Beschlüsse

5. Tagung der 9. Synode der EKD (5.-10. November 2000, Braunschweig)

Situation in der Bundesrepublik Jugoslawien

Im Rückblick auf den Krieg in der Bundesrepublik Jugoslawien bekundet die Synode der EKD ihre Trauer über die unermesslichen Kriegsfolgen.

Die Synode gibt ihrer Hoffnung Ausdruck, dass der Umbruch in der Bundesrepublik Jugoslawien eine friedliche demokratische Entwicklung in Gang setzt. Die Serbische Orthodoxe Kirche hat zur Zeit der Wahlen und des Machtwechsels eine wichtige Rolle gespielt. Die Evangelischen Kirchen in der Bundesrepublik Jugoslawien haben sich insbesondere durch das Ökumenische Hilfswerk in Novi Sad für die Unterstützung vieler Flüchtlinge engagiert.

Wir sind dankbar für die vertrauensvolle ökumenische Zusammenarbeit mit der Serbischen Orthodoxen Kirche in Deutschland/ Diözese für Mitteleuropa, die es ermöglichte, eine Plattform für den Dialog über den Aufbau einer zivilen Gesellschaft zu errichten.

Die Situation in der Bundesrepublik Jugoslawien ist noch immer gespannt und die demokratische Entwicklung gefährdet. Die Zerstörungen und tiefen Verletzungen in der Vergangenheit, die dauerhaften Kriegsfolgen, der schwierige Wiederaufbau sowie die ungelösten Konflikte der Gegenwart in der Bundesrepublik Jugoslawien belasten die Menschen und die Kirchen in der Region.

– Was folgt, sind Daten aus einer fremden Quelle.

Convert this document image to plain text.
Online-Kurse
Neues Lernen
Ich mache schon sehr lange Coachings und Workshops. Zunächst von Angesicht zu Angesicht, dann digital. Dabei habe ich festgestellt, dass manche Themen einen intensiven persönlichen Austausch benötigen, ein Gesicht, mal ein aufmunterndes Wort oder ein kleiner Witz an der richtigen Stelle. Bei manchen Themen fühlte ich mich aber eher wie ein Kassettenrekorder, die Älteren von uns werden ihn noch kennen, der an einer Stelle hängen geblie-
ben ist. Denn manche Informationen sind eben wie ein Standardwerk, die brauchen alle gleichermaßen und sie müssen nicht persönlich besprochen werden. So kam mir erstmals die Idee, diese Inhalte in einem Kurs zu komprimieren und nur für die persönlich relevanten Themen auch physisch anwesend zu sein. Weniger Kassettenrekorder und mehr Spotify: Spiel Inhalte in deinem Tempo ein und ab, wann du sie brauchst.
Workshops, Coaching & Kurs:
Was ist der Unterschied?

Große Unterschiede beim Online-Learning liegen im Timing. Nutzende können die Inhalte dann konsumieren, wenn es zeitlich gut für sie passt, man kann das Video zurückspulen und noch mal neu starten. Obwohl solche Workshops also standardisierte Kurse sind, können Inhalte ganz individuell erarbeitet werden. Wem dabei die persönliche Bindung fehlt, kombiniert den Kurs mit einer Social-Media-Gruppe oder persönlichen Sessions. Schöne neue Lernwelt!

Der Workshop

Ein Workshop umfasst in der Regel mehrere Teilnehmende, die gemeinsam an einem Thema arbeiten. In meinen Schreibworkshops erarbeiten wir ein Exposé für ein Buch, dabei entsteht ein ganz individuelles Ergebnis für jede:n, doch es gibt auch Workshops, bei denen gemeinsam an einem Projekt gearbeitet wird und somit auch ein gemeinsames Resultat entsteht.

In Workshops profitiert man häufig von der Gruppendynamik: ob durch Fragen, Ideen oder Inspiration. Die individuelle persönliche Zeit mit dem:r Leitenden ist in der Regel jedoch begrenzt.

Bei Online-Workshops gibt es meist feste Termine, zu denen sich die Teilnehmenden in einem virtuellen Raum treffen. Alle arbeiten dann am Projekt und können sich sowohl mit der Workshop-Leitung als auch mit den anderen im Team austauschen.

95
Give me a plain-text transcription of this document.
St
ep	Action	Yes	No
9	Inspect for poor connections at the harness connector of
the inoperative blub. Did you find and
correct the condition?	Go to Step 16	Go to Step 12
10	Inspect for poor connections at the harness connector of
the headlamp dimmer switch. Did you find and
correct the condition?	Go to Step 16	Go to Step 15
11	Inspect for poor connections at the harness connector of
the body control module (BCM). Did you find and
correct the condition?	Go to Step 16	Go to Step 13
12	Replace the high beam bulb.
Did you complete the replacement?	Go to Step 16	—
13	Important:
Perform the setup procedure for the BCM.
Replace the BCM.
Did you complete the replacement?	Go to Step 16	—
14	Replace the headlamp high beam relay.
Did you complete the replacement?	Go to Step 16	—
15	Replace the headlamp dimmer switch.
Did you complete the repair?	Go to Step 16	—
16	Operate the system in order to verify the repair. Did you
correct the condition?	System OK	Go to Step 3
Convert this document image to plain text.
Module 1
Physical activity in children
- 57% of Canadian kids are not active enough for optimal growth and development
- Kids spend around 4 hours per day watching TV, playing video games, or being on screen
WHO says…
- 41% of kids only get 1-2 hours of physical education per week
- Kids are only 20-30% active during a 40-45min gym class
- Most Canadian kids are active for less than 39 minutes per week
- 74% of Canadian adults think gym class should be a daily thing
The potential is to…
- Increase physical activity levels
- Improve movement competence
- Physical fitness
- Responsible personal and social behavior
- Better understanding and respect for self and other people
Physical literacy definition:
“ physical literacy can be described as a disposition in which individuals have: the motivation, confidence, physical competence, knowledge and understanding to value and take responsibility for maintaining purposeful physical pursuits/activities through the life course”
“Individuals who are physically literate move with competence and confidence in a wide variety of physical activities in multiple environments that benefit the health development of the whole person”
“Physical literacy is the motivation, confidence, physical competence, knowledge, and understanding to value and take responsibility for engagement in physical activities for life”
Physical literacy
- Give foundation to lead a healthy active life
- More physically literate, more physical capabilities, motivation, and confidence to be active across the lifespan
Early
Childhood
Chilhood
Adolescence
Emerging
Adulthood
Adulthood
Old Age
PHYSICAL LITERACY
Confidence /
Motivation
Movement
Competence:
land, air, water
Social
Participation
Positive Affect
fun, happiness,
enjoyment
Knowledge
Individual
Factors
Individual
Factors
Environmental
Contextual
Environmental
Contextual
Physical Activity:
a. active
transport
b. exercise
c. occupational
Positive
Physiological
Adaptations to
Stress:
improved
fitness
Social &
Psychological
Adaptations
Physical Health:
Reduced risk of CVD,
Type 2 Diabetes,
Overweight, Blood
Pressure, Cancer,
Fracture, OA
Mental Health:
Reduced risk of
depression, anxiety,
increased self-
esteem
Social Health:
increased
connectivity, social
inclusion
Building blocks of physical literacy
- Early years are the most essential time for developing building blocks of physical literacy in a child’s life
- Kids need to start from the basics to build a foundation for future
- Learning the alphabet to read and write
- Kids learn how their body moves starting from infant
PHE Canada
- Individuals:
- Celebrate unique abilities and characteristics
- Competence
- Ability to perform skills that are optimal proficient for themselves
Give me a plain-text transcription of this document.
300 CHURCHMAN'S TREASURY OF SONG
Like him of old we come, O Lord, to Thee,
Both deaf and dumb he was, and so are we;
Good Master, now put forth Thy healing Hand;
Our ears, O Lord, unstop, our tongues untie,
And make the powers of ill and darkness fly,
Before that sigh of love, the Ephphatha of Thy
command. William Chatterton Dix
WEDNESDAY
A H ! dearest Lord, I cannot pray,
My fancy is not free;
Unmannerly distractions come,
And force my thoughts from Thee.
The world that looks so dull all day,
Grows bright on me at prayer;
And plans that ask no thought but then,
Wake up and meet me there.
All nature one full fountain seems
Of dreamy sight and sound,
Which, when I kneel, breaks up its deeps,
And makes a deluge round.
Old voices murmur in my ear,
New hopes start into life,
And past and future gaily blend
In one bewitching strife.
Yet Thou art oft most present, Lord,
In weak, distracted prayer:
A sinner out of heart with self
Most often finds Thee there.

Große Sorge besteht weiterhin in bezug auf die Lage im Kosovo. Seit dem Ende der kriegerischen Auseinandersetzungen werden immer wieder Menschen - nun anderer Bevölkerungsgruppen als vor dem Ende der kriegerischen Auseinandersetzungen - unterdrückt und vertrieben. Gleichzeitig beklagen wir mit allen Glaubensgemeinschaften die Zerstörung zahlreicher Gebets- und Gottesdienststätten.

Die Synode begrüßt das Projekt 'Der Beitrag der religiösen Gemeinschaften für Vertrauensbildung und Versöhnung in Südost-Europa', das von der Konferenz Europäischer Kirchen als Beitrag in den Stabilitätspakt für Südost-Europa eingebracht wird. Sie hofft, dass durch dieses Projekt die geschundenen Menschen beim Aufbau einer demokratischen Zivilgesellschaft in der Region wirksam unterstützt werden.

Die Synode bittet, im persönlichen Gebet und in der gemeinsamen Fürbitte um den Beistand Gottes für Versöhnung und Frieden in Jugoslawien nicht nachzulassen.

Sie bittet die Gliedkirchen und kirchlichen Werke, aber auch die vielfältigen schon tätigen Initiativen, weiterhin humanitär zu helfen und Partnerschaften aufzubauen oder zu vertiefen.

Die Synode bittet den Rat der EKD dafür Sorge zu tragen, dass die EKD sich finanziell und personell an dem oben genannten Projekt der KEK 'Der Beitrag der religiösen Gemeinschaften für Vertrauensbildung und Versöhnung in Südost-Europa' beteiligt.

Die Synode bittet den Bevollmächtigten des Rates der EKD bei der Bundesrepublik Deutschland und der Europäischen Union, sich für eine zügige Umsetzung der zugesagten Maßnahmen im Rahmen des Stabilitätspaktes für Südost-Europa einzusetzen.

Braunschweig, den 9. November 2000

Der Präses der Synode
der Evangelischen Kirche in Deutschland


Die Veröffentlichung der Beschlüsse erfolgt unter dem Vorbehalt der endgültigen Ausfertigung durch den Präses der Synode!